China Harbour Engineering begins work on US$4 billion Bogota metro
Colombia's biggest infrastructure project delayed for one year by audit of bidding process
18 Nov 2020 | Michael Marray

A consortium led by China Harbour Engineering Company (CHEC),  a subsidiary of China Communications Construction Company, has begun work on the first metro line in Bogota.

The project was tendered under a design‐finance‐build‐operate‐maintain‐transfer (DFBOMT) model, and was awarded to APCA Transmimetro Consortium in Ocober 2019, following an international tender process. However, the work was held up for one year by an audit of the bidding process.

Colombian President Ivan Duque on October 20 took part in a signing ceremony for the project to proceed, and earthwork has since begun along the route in Bogota.

Bogota Metro Line 1 is the biggest infrastrucure project ever undertaken in Colombia, with a total construction cost of around US$4 billion. The line is expected to come into service in 2028.

Publicly owned Empresa Metro de Bogota is responsible for the implementation of the project. It awarded the concession to a consortium comprising of CHEC (85%) and Xian Rail Transportation Group Company (15%). Subcontractors include Brazil-based CRRC Changchun Do Brasil Railway Equipamentos e Servicos and Bombardier Transportation Espana.

Despite the role of CHEC, China is not involved in the financing of the project. The Colombian government is providing around 70% of the funding.

The International Bank for Reconstruction and Development, which is administered by the World Bank, has signed up to provide a US$600 million debt package. The European Investment Bank (EIB) and the Inter-American Development Bank (IDB) are lending US$480 million and US$600 million respectively.
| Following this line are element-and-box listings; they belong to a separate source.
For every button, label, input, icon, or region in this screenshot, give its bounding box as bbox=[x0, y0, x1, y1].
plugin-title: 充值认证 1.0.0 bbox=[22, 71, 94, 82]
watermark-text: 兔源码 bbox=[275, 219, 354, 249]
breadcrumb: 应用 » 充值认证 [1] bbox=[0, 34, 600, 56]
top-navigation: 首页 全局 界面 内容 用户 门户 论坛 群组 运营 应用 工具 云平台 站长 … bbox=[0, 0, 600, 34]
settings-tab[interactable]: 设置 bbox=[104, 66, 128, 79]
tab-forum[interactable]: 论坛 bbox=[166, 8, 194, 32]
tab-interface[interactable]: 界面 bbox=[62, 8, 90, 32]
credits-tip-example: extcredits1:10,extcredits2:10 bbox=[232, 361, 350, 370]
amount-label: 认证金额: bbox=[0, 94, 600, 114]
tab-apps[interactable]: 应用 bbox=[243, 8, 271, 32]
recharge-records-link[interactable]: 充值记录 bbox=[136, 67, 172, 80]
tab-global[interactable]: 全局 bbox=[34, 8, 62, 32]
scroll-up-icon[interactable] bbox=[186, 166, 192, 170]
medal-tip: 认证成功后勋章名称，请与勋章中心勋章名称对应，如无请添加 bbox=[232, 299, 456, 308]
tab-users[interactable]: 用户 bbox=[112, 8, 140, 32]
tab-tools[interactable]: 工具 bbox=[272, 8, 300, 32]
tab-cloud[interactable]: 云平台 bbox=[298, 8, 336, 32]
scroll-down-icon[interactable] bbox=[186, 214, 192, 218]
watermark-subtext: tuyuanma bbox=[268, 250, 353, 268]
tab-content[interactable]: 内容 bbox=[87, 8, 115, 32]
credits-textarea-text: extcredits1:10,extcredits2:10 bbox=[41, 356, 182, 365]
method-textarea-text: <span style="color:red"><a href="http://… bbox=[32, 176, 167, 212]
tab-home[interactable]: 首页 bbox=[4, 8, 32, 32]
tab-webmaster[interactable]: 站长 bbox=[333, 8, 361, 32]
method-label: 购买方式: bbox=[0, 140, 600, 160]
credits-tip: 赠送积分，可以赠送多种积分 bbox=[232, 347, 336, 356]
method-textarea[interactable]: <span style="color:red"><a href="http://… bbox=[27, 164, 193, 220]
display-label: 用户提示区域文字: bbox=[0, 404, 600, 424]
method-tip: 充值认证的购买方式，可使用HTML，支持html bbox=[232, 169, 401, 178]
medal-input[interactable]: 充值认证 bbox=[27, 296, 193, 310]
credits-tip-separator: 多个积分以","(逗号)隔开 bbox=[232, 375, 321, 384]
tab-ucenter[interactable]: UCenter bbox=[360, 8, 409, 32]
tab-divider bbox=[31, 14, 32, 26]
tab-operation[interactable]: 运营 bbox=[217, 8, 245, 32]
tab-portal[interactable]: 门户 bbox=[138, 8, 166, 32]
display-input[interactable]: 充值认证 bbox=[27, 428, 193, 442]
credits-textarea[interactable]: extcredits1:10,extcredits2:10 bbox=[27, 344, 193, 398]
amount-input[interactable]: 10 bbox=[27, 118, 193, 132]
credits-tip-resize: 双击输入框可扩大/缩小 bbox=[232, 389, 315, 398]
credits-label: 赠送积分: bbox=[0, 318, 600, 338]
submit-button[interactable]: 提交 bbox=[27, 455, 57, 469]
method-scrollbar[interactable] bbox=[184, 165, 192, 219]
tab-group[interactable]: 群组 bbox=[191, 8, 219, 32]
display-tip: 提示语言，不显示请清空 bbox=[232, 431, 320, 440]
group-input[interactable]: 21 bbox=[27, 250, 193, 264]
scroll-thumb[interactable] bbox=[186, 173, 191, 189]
The three institutions signed the debt package in August 2018, with the loans to Emprea Metro de Bogota guaranteed by the Republic of Colombia. This was the first public sector project financed by the EIB in Colombia, granted under its Climate Action and Environment Facility (CAEF), with the aim of fostering climate change mitigation by promoting the use of public transport and helping to reduce pollutant emissions.
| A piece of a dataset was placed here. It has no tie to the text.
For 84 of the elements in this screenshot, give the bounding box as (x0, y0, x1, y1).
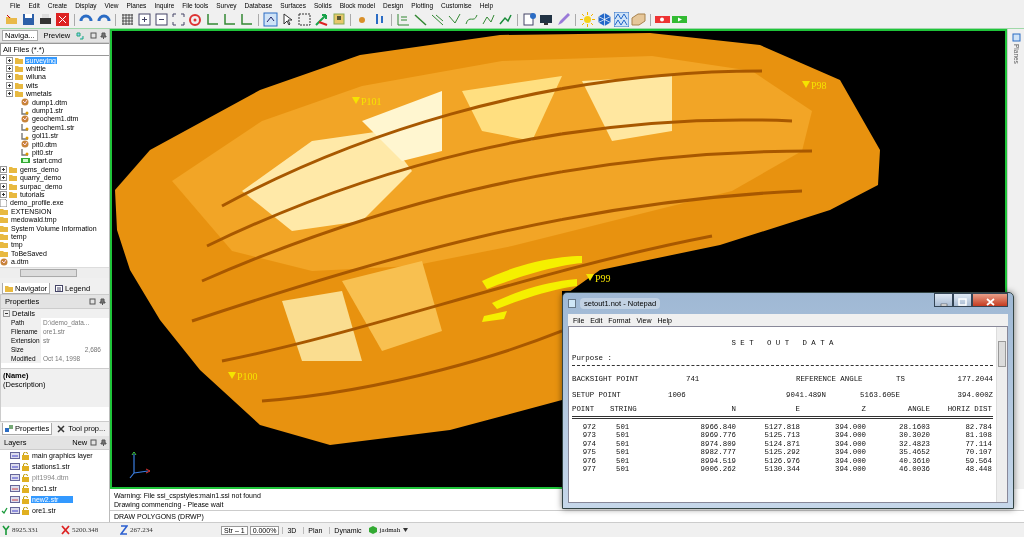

As is typical in large projects, there was also a construction guarantee put in place by CHEC, guaranteeing the contractor’s performance.

In June of this year Spanish bank BBVA signed an agreement with CHEC to provide a construction guarantee facility worth US$90 million. This was the first transaction with an Asian client that was certified as green by BBVA in compliance with its sustainable transactional banking framework.

In July Empresa Metro de Bogota sold 2.4 trillion pesos (US$652 million) of bonds on the Bolsa de Valores de Colombia as part of its finance package. The 23-year bonds are guaranteed by the government. They were given a domestic AAA (col) rating by Fitch, reflecting their sovereign guarantee.

The metro will run on raised track to avoid earthquake risk, spanning 24 kilometres through the so-called Caracas Corridor in the southwest of the capital, where public transport demand is highest. The project will include the construction of 15 stations and acquisition of 30 trains. The operating and maintenance agreement runs for 28 years.

CRRC Changchun Railway Vehicles and CHEC signed the purchase agreement for the trains on October 16 at the CHEC headquarters in Beijing. 

CRRC Changchun will supply 30 unmanned trains of the highest automation level (GOA4) for Metro Line 1 as an exclusive supplier. With this deal, the company will have signed up to export around 1,200 trains to customers in South America.